The SKYAI token plunged on May 14, erasing 48% of its recent rally gains after the price broke below a critical support level. The token, which had rallied nearly 4,200% between late March and early May, was trading at $0.4651, a 15.76% drop in 24 hours, according to data from Forex Factory.
The sharp decline was driven by a technical breakdown from a major demand zone that traders had expected to hold as support, according to analysis from AMBCrypto and TradingView charts. This breach has left the token vulnerable to further declines, with the next significant support area approximately 14% lower. The broader market downturn, which saw the total crypto capitalization fall 1.5% to $2.74 trillion, added to the selling pressure.
Despite the price drop, on-chain indicators suggest that buying interest has not completely evaporated.
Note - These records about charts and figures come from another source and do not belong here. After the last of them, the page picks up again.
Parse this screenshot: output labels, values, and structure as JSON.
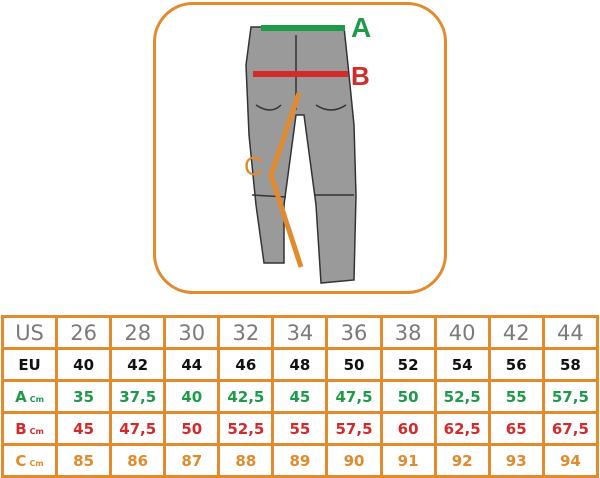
{
  "figure": {
    "labels": {
      "a": "A",
      "b": "B",
      "c": "C"
    },
    "colors": {
      "a": "#1e9a48",
      "b": "#d42a2a",
      "c": "#e38a2d",
      "border": "#e38a2d"
    }
  },
  "table": {
    "unit": "Cm",
    "rows": [
      {
        "label": "US",
        "values": [
          "26",
          "28",
          "30",
          "32",
          "34",
          "36",
          "38",
          "40",
          "42",
          "44"
        ]
      },
      {
        "label": "EU",
        "values": [
          "40",
          "42",
          "44",
          "46",
          "48",
          "50",
          "52",
          "54",
          "56",
          "58"
        ]
      },
      {
        "label": "A",
        "values": [
          "35",
          "37,5",
          "40",
          "42,5",
          "45",
          "47,5",
          "50",
          "52,5",
          "55",
          "57,5"
        ]
      },
      {
        "label": "B",
        "values": [
          "45",
          "47,5",
          "50",
          "52,5",
          "55",
          "57,5",
          "60",
          "62,5",
          "65",
          "67,5"
        ]
      },
      {
        "label": "C",
        "values": [
          "85",
          "86",
          "87",
          "88",
          "89",
          "90",
          "91",
          "92",
          "93",
          "94"
        ]
      }
    ]
  }
}
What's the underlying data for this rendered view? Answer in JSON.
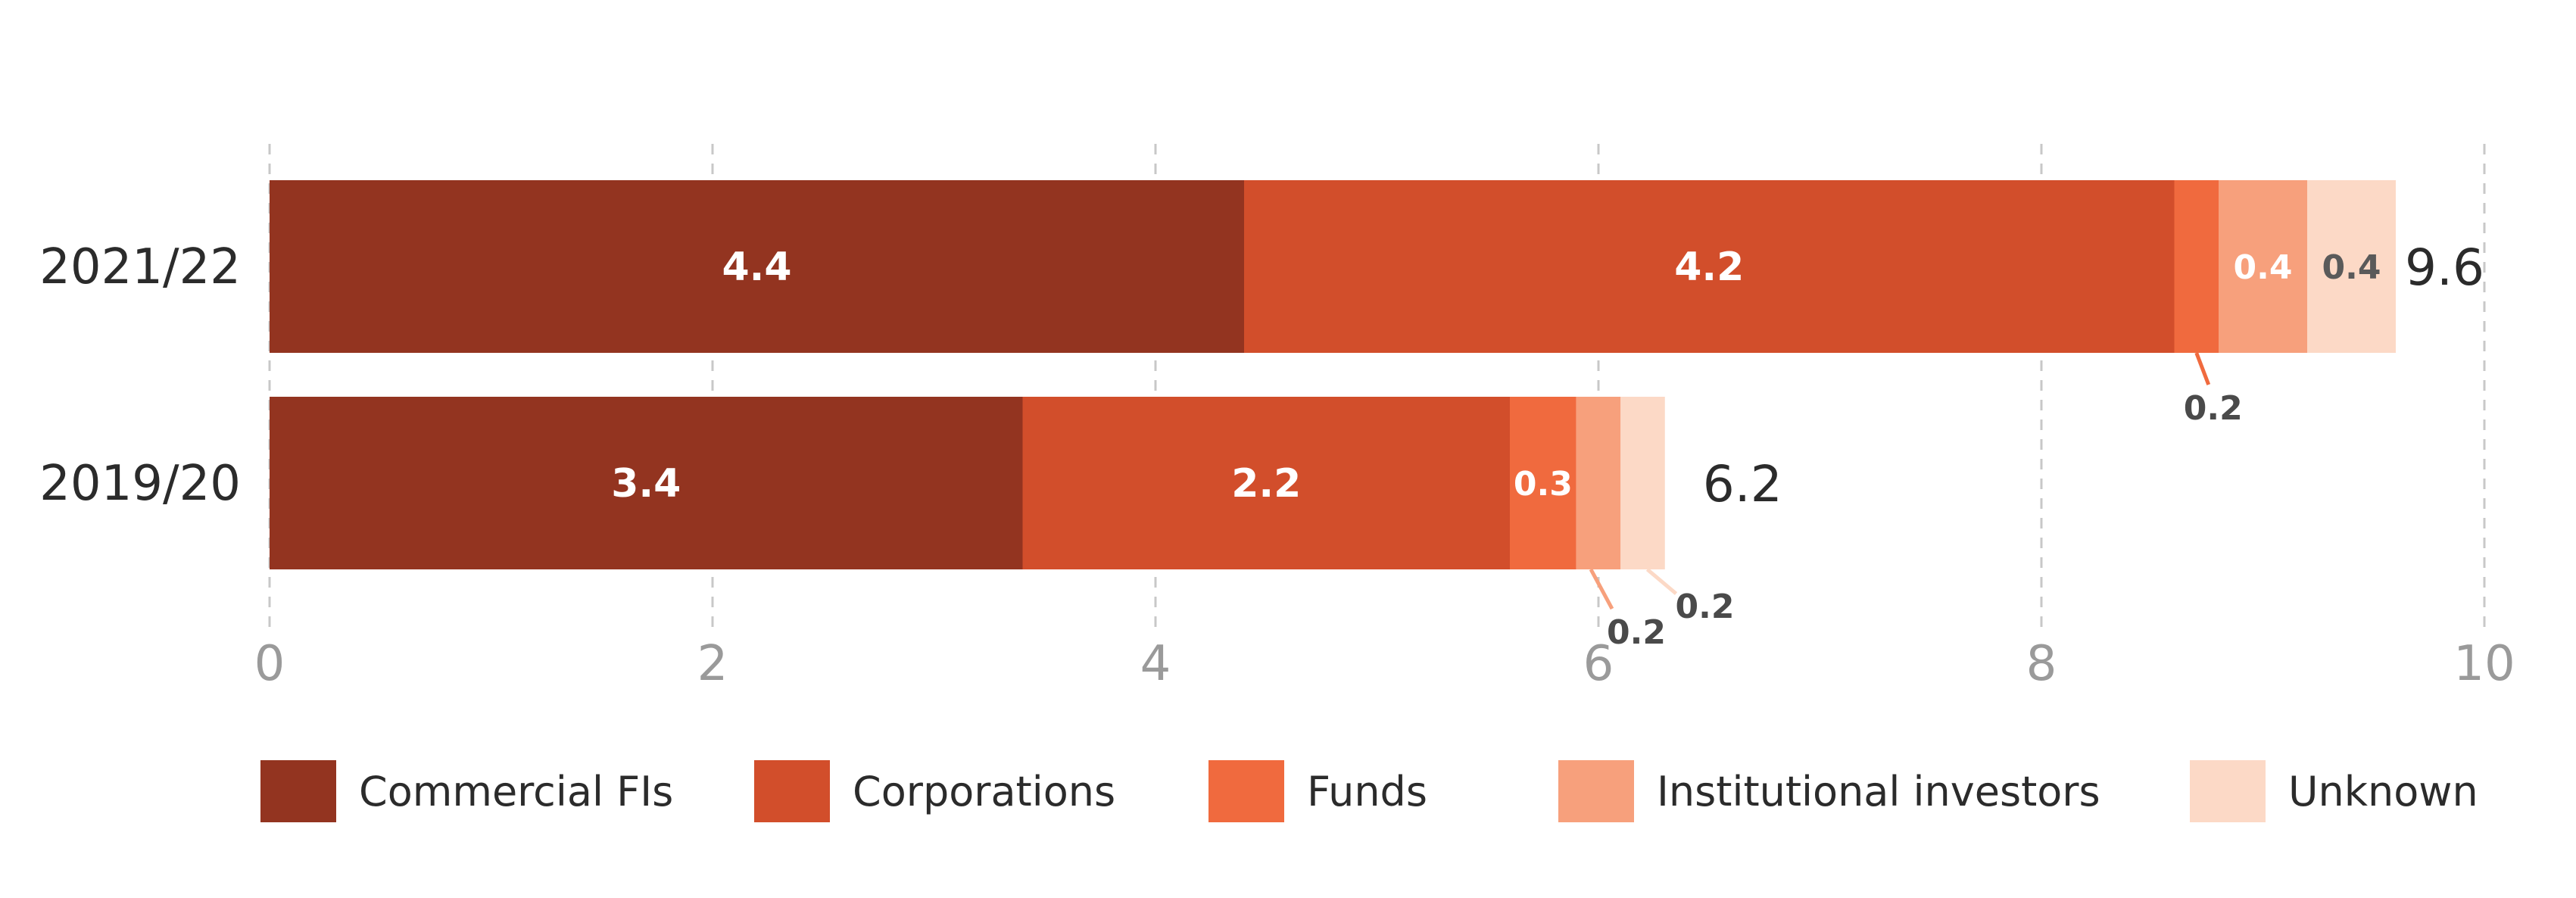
{
  "chart_data": {
    "type": "bar",
    "orientation": "horizontal",
    "stacked": true,
    "categories": [
      "2021/22",
      "2019/20"
    ],
    "series": [
      {
        "name": "Commercial FIs",
        "color": "#933420",
        "values": [
          4.4,
          3.4
        ],
        "labels": [
          "4.4",
          "3.4"
        ]
      },
      {
        "name": "Corporations",
        "color": "#D24E2B",
        "values": [
          4.2,
          2.2
        ],
        "labels": [
          "4.2",
          "2.2"
        ]
      },
      {
        "name": "Funds",
        "color": "#F06A3E",
        "values": [
          0.2,
          0.3
        ],
        "labels": [
          "0.2",
          "0.3"
        ]
      },
      {
        "name": "Institutional investors",
        "color": "#F7A07C",
        "values": [
          0.4,
          0.2
        ],
        "labels": [
          "0.4",
          "0.2"
        ]
      },
      {
        "name": "Unknown",
        "color": "#FCD9C6",
        "values": [
          0.4,
          0.2
        ],
        "labels": [
          "0.4",
          "0.2"
        ]
      }
    ],
    "totals": [
      "9.6",
      "6.2"
    ],
    "xlim": [
      0,
      10
    ],
    "xticks": [
      "0",
      "2",
      "4",
      "6",
      "8",
      "10"
    ],
    "grid": true,
    "legend_position": "bottom"
  }
}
The Money Flow Index (MFI) fell from 91 to 73. While this indicates a slowdown in capital inflows, a reading above 50 still points to favorable conditions. Furthermore, the Chaikin Money Flow (CMF) remained above zero, showing that buy-side volume still outweighed sell pressure at press time. This resilience comes as the wider market sentiment, measured by the Fear & Greed Index, sits at 34, indicating "Fear."
Data from Coinglass suggests the sharp sell-off may have been a “stop hunt” designed to liquidate leveraged traders. The liquidation heatmap shows multiple clusters of liquidity sitting above the current price. These areas often act as a magnet for price, suggesting the breakdown may have flushed out leveraged long positions before a potential resumption of the uptrend. The move mirrors weakness in majors, with Bitcoin (BTC) and Ethereum (ETH) falling 2.04% and 1.41% respectively in the same 24-hour period.
This article is for informational purposes only and does not constitute investment advice.